Perfekter hätte der Teppich für SILENT REVENANTS kaum ausgerollt werden können, die in eine ähnliche Kerbe schlagen. Mit Dudelsack, Tin Whistle und – hach – abermals Geige mangelt es nicht an folkigem Arsenal; Keyboard sorgt für einen symphonischen Einschlag, unterstützt vom klassischen Metal-Instrumentarium – also nix mit silent. Sechs Profis, die ihr Handwerk verstehen und dabei eine solche Freude verbreiten, dass auch vor 16 Uhr schon bierplauzige Kuttenträger paarweise eingehakt im Kreis hüpfen. Wem da nicht das Herz aufgeht, hat an entsprechender Stelle wohl eine Solinger Klinge sitzen.

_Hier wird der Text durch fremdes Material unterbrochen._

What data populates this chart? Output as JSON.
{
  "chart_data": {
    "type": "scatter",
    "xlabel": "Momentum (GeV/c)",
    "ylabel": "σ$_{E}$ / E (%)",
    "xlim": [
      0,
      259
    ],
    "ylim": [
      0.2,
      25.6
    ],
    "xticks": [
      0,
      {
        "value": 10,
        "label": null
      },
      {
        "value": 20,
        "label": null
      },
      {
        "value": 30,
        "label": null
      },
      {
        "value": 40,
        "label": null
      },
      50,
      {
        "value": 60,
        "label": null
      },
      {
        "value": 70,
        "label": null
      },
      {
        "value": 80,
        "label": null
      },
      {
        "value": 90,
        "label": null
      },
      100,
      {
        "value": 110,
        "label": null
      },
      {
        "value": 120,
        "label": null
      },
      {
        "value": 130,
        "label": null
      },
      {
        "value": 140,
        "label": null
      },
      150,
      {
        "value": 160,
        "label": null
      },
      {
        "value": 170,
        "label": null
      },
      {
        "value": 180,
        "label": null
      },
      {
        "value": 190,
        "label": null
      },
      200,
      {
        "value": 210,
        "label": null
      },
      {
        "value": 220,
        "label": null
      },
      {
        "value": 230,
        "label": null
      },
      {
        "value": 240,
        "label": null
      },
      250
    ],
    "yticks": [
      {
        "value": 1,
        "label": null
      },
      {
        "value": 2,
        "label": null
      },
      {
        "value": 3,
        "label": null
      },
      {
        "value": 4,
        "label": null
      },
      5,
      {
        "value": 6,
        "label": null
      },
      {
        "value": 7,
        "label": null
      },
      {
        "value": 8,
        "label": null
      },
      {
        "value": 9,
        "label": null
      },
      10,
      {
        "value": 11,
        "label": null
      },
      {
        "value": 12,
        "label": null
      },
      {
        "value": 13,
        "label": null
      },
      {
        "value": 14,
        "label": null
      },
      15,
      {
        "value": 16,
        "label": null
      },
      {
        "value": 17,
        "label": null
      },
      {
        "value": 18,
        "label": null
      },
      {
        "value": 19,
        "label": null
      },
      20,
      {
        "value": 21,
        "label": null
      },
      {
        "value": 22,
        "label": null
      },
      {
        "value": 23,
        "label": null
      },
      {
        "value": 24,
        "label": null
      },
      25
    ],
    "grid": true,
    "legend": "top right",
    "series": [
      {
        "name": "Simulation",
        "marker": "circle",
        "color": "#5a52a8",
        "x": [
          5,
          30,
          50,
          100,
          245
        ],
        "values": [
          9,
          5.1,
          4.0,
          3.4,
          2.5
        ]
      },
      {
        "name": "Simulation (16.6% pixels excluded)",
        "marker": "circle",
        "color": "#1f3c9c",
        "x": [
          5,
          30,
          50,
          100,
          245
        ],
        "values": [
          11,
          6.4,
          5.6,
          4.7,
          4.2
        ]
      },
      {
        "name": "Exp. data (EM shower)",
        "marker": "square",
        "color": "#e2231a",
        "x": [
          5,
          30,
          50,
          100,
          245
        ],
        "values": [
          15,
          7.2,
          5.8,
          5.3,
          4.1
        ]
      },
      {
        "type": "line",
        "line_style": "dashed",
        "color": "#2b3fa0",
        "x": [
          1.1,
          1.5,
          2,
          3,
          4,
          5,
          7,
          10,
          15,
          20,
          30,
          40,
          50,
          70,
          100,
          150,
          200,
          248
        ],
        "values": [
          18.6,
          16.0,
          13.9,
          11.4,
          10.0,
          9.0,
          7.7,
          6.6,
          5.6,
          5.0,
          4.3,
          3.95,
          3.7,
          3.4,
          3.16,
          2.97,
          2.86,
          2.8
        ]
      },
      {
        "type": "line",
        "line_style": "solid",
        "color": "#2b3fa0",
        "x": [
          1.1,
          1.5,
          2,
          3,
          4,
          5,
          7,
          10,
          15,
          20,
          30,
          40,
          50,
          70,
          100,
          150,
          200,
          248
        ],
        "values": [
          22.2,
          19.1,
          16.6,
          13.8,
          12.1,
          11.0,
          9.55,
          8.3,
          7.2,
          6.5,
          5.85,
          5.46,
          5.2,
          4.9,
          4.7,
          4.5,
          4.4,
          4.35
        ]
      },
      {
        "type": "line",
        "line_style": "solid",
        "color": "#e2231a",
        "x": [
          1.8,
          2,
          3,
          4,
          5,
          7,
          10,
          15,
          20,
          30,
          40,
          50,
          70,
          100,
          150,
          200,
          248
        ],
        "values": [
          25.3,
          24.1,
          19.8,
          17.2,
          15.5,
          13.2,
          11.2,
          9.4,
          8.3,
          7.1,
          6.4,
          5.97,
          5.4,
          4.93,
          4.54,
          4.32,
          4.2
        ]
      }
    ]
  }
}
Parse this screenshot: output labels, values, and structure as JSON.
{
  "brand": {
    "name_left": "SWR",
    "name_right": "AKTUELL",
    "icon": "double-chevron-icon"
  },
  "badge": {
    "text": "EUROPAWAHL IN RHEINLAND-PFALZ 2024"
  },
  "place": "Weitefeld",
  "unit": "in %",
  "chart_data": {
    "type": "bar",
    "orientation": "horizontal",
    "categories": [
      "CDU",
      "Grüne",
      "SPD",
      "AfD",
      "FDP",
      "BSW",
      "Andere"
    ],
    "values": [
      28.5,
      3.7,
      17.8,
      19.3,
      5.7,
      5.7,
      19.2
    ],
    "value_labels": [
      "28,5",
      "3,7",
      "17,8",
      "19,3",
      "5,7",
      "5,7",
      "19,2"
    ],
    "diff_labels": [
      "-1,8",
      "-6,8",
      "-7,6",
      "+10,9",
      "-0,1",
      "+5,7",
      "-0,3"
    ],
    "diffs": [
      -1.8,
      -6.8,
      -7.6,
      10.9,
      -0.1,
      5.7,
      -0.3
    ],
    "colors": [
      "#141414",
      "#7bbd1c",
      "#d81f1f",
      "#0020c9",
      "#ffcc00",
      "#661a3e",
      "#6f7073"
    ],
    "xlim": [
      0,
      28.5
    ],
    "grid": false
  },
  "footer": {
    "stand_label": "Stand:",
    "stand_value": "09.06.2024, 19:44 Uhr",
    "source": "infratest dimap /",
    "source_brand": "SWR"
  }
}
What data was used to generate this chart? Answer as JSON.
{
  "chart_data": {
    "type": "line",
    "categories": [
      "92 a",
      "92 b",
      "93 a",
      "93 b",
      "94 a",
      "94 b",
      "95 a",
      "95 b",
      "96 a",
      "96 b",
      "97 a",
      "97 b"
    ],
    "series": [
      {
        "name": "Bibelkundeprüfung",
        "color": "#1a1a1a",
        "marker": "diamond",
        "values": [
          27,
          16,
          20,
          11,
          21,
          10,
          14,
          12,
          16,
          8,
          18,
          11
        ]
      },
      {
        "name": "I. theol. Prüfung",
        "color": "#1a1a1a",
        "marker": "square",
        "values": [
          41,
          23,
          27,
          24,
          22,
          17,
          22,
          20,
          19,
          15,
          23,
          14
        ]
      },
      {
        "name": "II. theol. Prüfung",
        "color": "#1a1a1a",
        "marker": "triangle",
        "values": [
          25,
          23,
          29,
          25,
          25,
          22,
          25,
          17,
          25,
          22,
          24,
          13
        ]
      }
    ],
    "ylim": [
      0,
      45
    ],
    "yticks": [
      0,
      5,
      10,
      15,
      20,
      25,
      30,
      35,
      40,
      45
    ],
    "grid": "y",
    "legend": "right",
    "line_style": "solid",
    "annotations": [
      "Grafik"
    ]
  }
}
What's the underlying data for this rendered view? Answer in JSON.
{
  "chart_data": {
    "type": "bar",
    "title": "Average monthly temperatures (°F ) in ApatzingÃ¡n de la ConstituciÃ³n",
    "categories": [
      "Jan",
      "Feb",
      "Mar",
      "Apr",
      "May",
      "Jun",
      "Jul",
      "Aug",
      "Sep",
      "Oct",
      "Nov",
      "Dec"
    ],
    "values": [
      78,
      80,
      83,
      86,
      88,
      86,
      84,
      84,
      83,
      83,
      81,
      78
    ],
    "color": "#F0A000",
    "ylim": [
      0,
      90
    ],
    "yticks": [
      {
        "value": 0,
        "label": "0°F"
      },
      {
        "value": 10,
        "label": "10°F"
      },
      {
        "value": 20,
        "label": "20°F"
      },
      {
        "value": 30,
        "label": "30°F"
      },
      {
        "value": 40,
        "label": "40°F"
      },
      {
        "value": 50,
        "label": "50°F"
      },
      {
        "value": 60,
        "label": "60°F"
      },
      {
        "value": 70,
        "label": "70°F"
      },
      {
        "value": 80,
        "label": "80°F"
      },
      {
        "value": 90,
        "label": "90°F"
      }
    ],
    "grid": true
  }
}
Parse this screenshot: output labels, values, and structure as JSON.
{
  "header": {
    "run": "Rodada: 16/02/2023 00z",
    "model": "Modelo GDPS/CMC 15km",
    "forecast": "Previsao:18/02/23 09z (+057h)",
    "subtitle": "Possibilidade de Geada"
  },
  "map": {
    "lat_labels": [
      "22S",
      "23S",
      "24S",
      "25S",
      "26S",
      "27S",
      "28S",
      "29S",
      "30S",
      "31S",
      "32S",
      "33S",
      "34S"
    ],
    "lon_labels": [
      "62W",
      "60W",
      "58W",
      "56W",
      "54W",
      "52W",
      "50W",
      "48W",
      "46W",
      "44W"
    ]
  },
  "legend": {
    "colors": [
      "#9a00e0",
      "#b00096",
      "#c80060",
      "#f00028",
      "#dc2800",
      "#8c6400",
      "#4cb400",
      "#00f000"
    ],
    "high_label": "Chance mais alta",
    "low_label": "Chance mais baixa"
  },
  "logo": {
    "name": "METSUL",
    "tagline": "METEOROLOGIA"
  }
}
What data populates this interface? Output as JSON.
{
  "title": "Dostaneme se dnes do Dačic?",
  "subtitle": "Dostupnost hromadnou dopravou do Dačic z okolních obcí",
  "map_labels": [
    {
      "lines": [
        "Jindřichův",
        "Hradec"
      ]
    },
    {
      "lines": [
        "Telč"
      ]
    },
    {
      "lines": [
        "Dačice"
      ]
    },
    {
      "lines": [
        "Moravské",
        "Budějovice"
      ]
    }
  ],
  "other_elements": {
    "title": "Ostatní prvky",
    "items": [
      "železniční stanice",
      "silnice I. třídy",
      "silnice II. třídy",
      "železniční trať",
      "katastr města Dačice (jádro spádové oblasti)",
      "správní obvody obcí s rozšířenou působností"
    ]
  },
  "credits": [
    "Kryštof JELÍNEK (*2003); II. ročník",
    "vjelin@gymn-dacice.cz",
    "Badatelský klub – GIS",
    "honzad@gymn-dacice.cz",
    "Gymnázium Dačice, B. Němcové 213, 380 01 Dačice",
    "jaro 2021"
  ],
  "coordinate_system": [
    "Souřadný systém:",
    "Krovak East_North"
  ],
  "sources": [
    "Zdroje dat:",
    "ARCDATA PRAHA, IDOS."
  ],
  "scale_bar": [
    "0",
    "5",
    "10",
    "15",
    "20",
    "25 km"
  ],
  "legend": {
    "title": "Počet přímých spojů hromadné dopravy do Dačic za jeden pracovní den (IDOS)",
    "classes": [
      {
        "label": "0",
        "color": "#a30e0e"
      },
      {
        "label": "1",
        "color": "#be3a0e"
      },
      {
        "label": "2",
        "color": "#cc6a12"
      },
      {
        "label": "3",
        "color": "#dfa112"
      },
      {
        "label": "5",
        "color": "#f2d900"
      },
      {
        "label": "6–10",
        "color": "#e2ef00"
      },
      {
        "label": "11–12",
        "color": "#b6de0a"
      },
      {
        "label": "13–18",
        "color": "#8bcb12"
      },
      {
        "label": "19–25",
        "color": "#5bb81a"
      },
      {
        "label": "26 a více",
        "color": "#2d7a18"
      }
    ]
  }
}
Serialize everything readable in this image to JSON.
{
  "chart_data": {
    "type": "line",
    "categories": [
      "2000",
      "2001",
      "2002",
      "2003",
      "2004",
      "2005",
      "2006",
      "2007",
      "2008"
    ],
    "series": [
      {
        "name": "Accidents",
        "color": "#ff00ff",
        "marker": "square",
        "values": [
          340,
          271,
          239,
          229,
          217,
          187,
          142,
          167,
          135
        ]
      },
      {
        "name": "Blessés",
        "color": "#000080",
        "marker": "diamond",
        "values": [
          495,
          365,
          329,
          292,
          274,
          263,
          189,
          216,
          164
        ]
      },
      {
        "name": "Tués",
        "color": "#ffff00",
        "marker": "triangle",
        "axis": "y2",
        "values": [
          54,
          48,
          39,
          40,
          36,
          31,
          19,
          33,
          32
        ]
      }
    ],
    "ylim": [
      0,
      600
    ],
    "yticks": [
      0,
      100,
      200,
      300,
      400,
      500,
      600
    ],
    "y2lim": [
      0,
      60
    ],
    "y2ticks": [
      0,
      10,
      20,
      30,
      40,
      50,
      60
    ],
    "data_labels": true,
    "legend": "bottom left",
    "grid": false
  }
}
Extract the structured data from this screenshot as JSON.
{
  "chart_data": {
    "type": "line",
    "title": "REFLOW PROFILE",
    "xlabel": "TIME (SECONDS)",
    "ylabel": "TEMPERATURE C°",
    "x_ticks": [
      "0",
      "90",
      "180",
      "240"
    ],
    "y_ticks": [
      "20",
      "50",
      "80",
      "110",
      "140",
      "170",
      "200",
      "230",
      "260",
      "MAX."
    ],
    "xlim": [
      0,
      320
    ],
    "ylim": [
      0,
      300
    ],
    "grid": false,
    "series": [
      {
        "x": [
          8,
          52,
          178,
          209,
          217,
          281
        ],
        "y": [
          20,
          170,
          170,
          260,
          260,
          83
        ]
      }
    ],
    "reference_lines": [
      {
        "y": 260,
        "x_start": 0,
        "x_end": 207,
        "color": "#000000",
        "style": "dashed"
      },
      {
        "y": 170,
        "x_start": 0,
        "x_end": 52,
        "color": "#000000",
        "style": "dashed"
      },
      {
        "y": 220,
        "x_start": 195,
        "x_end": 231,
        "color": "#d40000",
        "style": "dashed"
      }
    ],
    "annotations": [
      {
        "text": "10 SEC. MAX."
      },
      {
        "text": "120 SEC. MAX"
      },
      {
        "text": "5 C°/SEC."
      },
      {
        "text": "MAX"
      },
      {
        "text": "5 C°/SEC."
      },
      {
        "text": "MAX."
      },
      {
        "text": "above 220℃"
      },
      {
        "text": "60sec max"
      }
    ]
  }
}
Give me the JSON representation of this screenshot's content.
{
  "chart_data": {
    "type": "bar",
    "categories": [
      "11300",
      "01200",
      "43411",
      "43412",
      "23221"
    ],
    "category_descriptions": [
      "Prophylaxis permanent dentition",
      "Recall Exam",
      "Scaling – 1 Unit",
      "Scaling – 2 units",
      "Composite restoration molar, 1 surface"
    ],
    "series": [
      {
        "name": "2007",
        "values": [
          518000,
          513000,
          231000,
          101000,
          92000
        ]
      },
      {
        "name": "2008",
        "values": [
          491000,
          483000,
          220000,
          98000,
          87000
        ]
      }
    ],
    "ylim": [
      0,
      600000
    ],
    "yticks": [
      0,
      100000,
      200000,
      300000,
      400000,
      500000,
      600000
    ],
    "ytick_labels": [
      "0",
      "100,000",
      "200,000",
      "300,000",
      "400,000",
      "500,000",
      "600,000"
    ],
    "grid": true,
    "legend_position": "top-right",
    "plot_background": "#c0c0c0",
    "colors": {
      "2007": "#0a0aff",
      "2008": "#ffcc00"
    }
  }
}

Setlist SILENT REVENANTS: 1. Behind The Curtain, 2. Flesh Golem, 3. Walk with Fire, 4. Embers, 5. Among Wolves, 6. Horizons, 7. Let The Dragons Fly Forever, 8. Foolish Heroes, 9. Midsummer Nights

TORIAN sind die einzige Formation der Veranstaltung, bei der ich – im engen Rahmen des Genres – das Attribut „hart“ wirklich durchgehen lassen würde. Hier scheppert es jedenfalls ganz ordentlich: im wörtlichen Sinne (der Sound wird drumlastiger, die Intonation nebensächlicher), aber auch, was die Energie angeht. Sänger Marc bezappelt die Bühne wie ein aufgeregter Jungpudel, während die Instrumentalfraktion ein Brett zusammenkloppt, das reaktionsmäßig keine Kompromisse zulässt. Der ein oder andere Nacken dürfte die Folgen vermutlich jetzt noch spüren. Erste Moshpits rumpeln durch den Raum und rotzig-charmante Ansagen zwischendurch sorgen für Lacher. Party läuft! Auf der Setlist steht auch unveröffentlichtes Material, das genauso begeistert angenommen wird wie das bekannte.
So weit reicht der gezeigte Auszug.